Grundsätzlich können Sie es wie in Listing 9.8 gezeigt definieren: Sie definieren eine Funktion und wählen als Namen den Operator, den Sie überladen möchten und geben dieser die besonderen Parameternamen left und right. Diese Parameter müssen den gewünschten Datentyp haben, den Sie vergleichen wollen  in diesem Fall also zwei Unternehmer-Objekte. Der Rückgabewert ist ein Bool.

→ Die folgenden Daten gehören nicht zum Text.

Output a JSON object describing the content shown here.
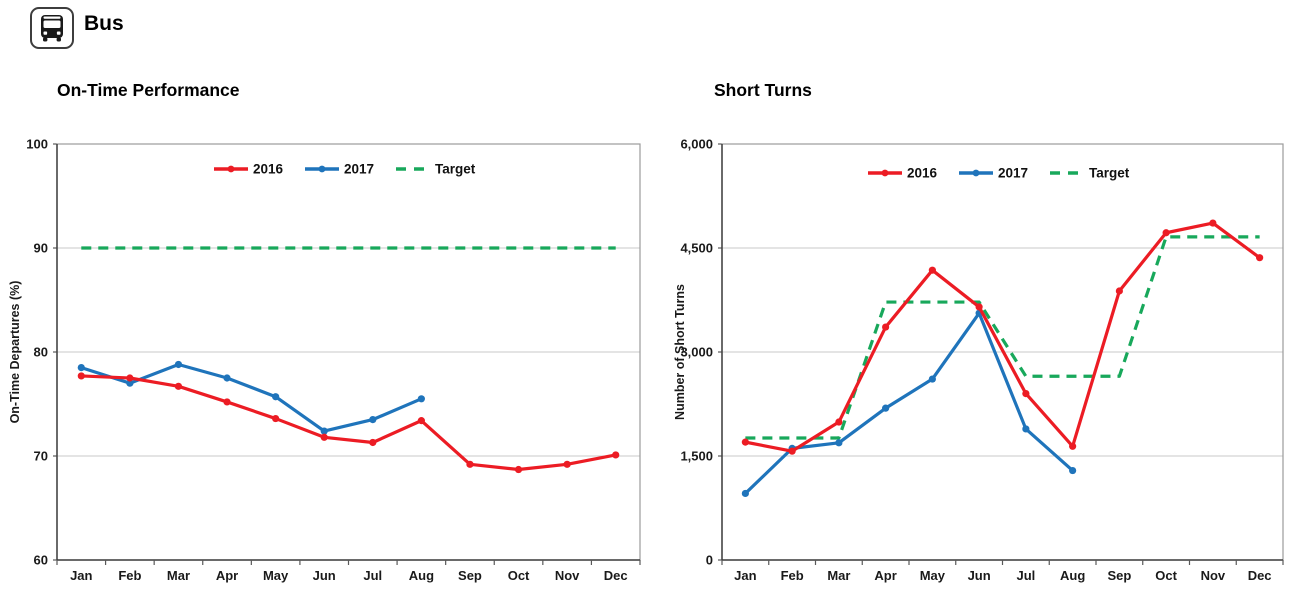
{
  "header": {
    "title": "Bus",
    "icon": "bus-icon"
  },
  "chart_data": [
    {
      "type": "line",
      "title": "On-Time Performance",
      "xlabel": "",
      "ylabel": "On-Time Departures (%)",
      "categories": [
        "Jan",
        "Feb",
        "Mar",
        "Apr",
        "May",
        "Jun",
        "Jul",
        "Aug",
        "Sep",
        "Oct",
        "Nov",
        "Dec"
      ],
      "ylim": [
        60,
        100
      ],
      "ytick_values": [
        60,
        70,
        80,
        90,
        100
      ],
      "ytick_labels": [
        "60",
        "70",
        "80",
        "90",
        "100"
      ],
      "grid": true,
      "legend_position": "top-center-inside",
      "series": [
        {
          "name": "2016",
          "color": "#EC1C24",
          "style": "solid",
          "marker": true,
          "values": [
            77.7,
            77.5,
            76.7,
            75.2,
            73.6,
            71.8,
            71.3,
            73.4,
            69.2,
            68.7,
            69.2,
            70.1
          ]
        },
        {
          "name": "2017",
          "color": "#1F74BB",
          "style": "solid",
          "marker": true,
          "values": [
            78.5,
            77.0,
            78.8,
            77.5,
            75.7,
            72.4,
            73.5,
            75.5
          ]
        },
        {
          "name": "Target",
          "color": "#18A85B",
          "style": "dashed",
          "marker": false,
          "values": [
            90,
            90,
            90,
            90,
            90,
            90,
            90,
            90,
            90,
            90,
            90,
            90
          ]
        }
      ]
    },
    {
      "type": "line",
      "title": "Short Turns",
      "xlabel": "",
      "ylabel": "Number of Short Turns",
      "categories": [
        "Jan",
        "Feb",
        "Mar",
        "Apr",
        "May",
        "Jun",
        "Jul",
        "Aug",
        "Sep",
        "Oct",
        "Nov",
        "Dec"
      ],
      "ylim": [
        0,
        6000
      ],
      "ytick_values": [
        0,
        1500,
        3000,
        4500,
        6000
      ],
      "ytick_labels": [
        "0",
        "1,500",
        "3,000",
        "4,500",
        "6,000"
      ],
      "grid": true,
      "legend_position": "top-center-inside",
      "series": [
        {
          "name": "2016",
          "color": "#EC1C24",
          "style": "solid",
          "marker": true,
          "values": [
            1700,
            1570,
            1990,
            3360,
            4180,
            3650,
            2400,
            1640,
            3880,
            4720,
            4860,
            4360
          ]
        },
        {
          "name": "2017",
          "color": "#1F74BB",
          "style": "solid",
          "marker": true,
          "values": [
            960,
            1610,
            1690,
            2190,
            2610,
            3560,
            1890,
            1290
          ]
        },
        {
          "name": "Target",
          "color": "#18A85B",
          "style": "dashed",
          "marker": false,
          "values": [
            1760,
            1760,
            1760,
            3720,
            3720,
            3720,
            2650,
            2650,
            2650,
            4660,
            4660,
            4660
          ]
        }
      ]
    }
  ]
}
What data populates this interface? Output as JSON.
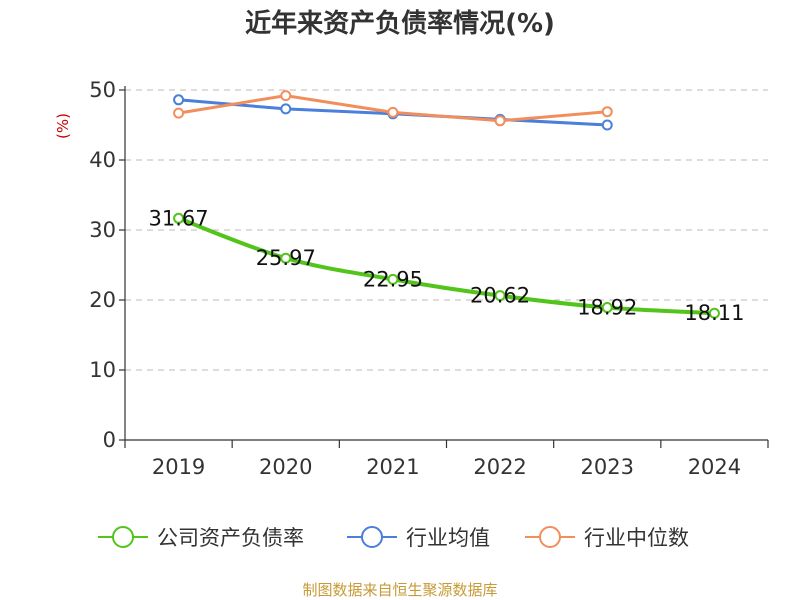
{
  "chart_data": {
    "type": "line",
    "title": "近年来资产负债率情况(%)",
    "ylabel": "(%)",
    "xlabel": "",
    "categories": [
      "2019",
      "2020",
      "2021",
      "2022",
      "2023",
      "2024"
    ],
    "ylim": [
      0,
      50
    ],
    "yticks": [
      0,
      10,
      20,
      30,
      40,
      50
    ],
    "grid": true,
    "legend_position": "bottom",
    "series": [
      {
        "name": "公司资产负债率",
        "color": "#52c41a",
        "values": [
          31.67,
          25.97,
          22.95,
          20.62,
          18.92,
          18.11
        ],
        "labels": [
          "31.67",
          "25.97",
          "22.95",
          "20.62",
          "18.92",
          "18.11"
        ]
      },
      {
        "name": "行业均值",
        "color": "#4a7fdc",
        "values": [
          48.6,
          47.3,
          46.6,
          45.8,
          45.0,
          null
        ]
      },
      {
        "name": "行业中位数",
        "color": "#f28e5b",
        "values": [
          46.7,
          49.2,
          46.8,
          45.6,
          46.9,
          null
        ]
      }
    ]
  },
  "source": "制图数据来自恒生聚源数据库"
}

/// Vergleiche zwei Unternehmer--Objekte. 
func ==(left: Unternehmer, right: Unternehmer) --> Bool { 
  // Der "normale" Vergleich bzgl. der Speicheradressen. 
  return left === right 
}

Listing 9.8 Überladen des Vergleichsoperators »==« für die Klasse »Unternehmer«

Ab jetzt können Sie Unternehmer-Objekte wie String-Objekte oder wie Zahlen mit == vergleichen, also beispielsweise:

// Erzeuge zwei Objekte, steve und woz. 
let steve = Unternehmer() 
let woz = Unternehmer() 
 
// Vergleiche sie, dies liefert false: 
steve == woz 
 
// Dies liefert true: 
steve == steve

Ähnlich gehen Sie bei anderen Operatoren wie beispielsweise + vor, das Sie für String-Objekte benutzt haben, um diese aneinanderzufügen.

9.5 Aufgaben

1. Ein Raumschiff hat eine Phaserkanone, einen Antrieb mit einer Geschwindigkeit sowie einen Kapitän mit einem Einsatzplan.

Wie würden Sie diese Situation in Swift handhaben, wenn Sie geeignete Klassen und Strukturen sowie deren Eigenschaften schreiben würden?

Hinweis: Es geht hier nur um die Klassen und Strukturen und deren Eigenschaften, die normale, optionale, schwache oder nicht-besitzende Eigenschaften sein dürfen.

2. Schreiben Sie im Beispiel aus Listing 9.7 das Sandwich mit einer class anstelle einer struct und vergewissern Sie sich, dass Sie tatsächlich nur zwei Objekte erzeugt haben und bestellung1 und bestellung3 wirklich identisch sind.